Will be constructed with setbacks adequate to protect public safety. In making a finding pursuant to this paragraph, the department shall consider the recommendation of a professional, licensed civil engineer as well as any applicable setback recommended by a manufacturer of the generating facilities; and
[PL 2021, c. 293, Pt. A, §51 (RPR).]
C.
Will provide significant tangible benefits as determined pursuant to Title 35‑A, section 3454, if the development is an expedited wind energy development.
[PL 2021, c. 293, Pt. A, §51 (RPR).]
The Department of Labor, the Governor's Energy Office and the Public Utilities Commission shall provide review comments if requested by the primary siting authority.
For purposes of this subsection, "grid-scale wind energy development," "primary siting authority," "significant tangible benefits" and "expedited wind energy development" have the same meanings as in Title 35‑A, section 3451.

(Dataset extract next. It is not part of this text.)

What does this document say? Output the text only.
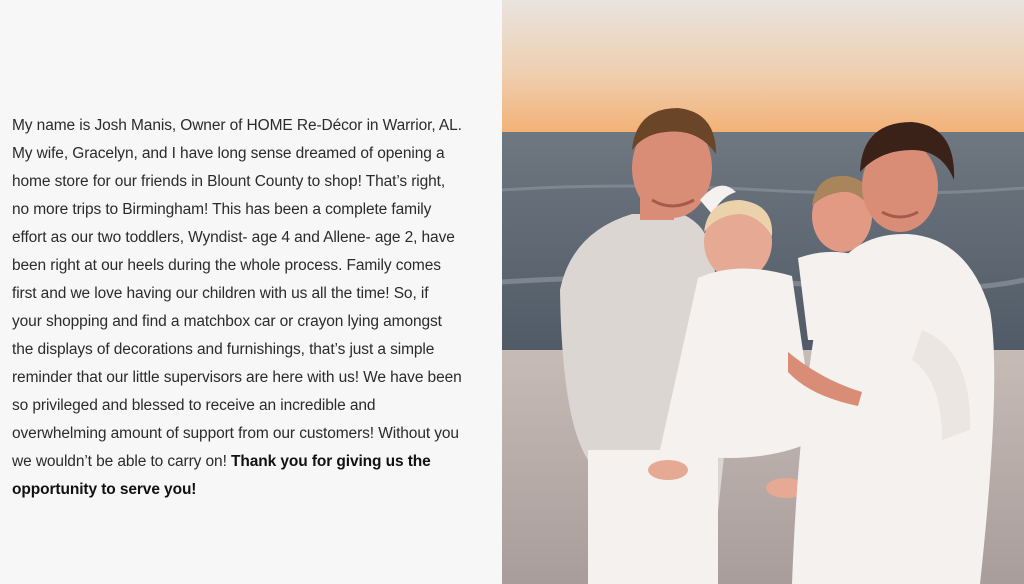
My name is Josh Manis, Owner of HOME Re-Décor in Warrior, AL. My wife, Gracelyn, and I have long sense dreamed of opening a home store for our friends in Blount County to shop! That’s right, no more trips to Birmingham! This has been a complete family effort as our two toddlers, Wyndist- age 4 and Allene- age 2, have been right at our heels during the whole process. Family comes first and we love having our children with us all the time! So, if your shopping and find a matchbox car or crayon lying amongst the displays of decorations and furnishings, that’s just a simple reminder that our little supervisors are here with us! We have been so privileged and blessed to receive an incredible and overwhelming amount of support from our customers! Without you we wouldn’t be able to carry on! Thank you for giving us the opportunity to serve you!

[PL 2021, c. 293, Pt. A, §51 (RPR).]
SECTION HISTORY
PL 1969, c. 571, §2 (NEW). PL 1971, c. 256, §5 (AMD). PL 1971, c. 476, §2 (AMD). PL 1971, c. 613, §§5-8 (AMD). PL 1971, c. 618, §12 (AMD). PL 1975, c. 240 (AMD). PL 1977, c. 300, §30 (AMD). PL 1977, c. 374, §3 (AMD). PL 1977, c. 623 (AMD). PL 1977, c. 696, §343 (AMD). PL 1981, c. 194, §3 (AMD). PL 1981, c. 449, §§8, 9 (AMD). PL 1983, c. 500, §3 (AMD). PL 1983, c. 513, §3 (AMD). PL 1985, c. 746, §21 (AMD). PL 1987, c. 141, §B36 (AMD). PL 1987, c. 760, §1 (AMD). PL 1987, c. 812, §§10, 18 (RPR). PL 1989, c. 502, §B50 (AMD). PL 1989, c. 610 (AMD). PL 1989, c. 890, §§A40, B89-91 (AMD). PL 1993, c. 383, §§21-23 (AMD). PL 1993, c. 383, §42 (AFF). PL 1995, c. 287, §§1, 2 (AMD). PL 1995, c. 700, §6 (AMD). PL 1995, c. 704, §§A8-11 (AMD). PL 1995, c. 704, §C2 (AFF). PL 1997, c. 502, §§7, 8 (AMD). PL 1997, c. 603, §§8, 9 (AFF). PL 1999, c. 468, §§9, 10 (AMD). PL 2005, c. 452, §A3 (AMD). PL 2007, c. 297, §2 (AMD). PL 2007, c. 661, Pt. B, §§11, 12 (AMD). PL 2009, c. 293, §1 (AMD). PL 2009, c. 506, §1 (AMD). PL 2009, c. 506, §3 (AFF). PL 2009, c. 615, Pt. E, §§17, 18 (AMD). PL 2011, c. 359, §3 (AMD). PL 2011, c. 653, §18 (AMD). PL 2011, c. 653, §33 (AFF). PL 2011, c. 655, Pt. DD, §18 (AMD). PL 2011, c. 655, Pt. DD, §24 (AFF). PL 2019, c. 343, Pt. D, §17 (AMD). PL 2019, c. 343, Pt. IIII, §12 (AMD). PL 2021, c. 293, Pt. A, §51 (AMD). PL 2021, c. 590, Pt. B, §1 (AMD). PL 2023, c. 481, §15 (AMD).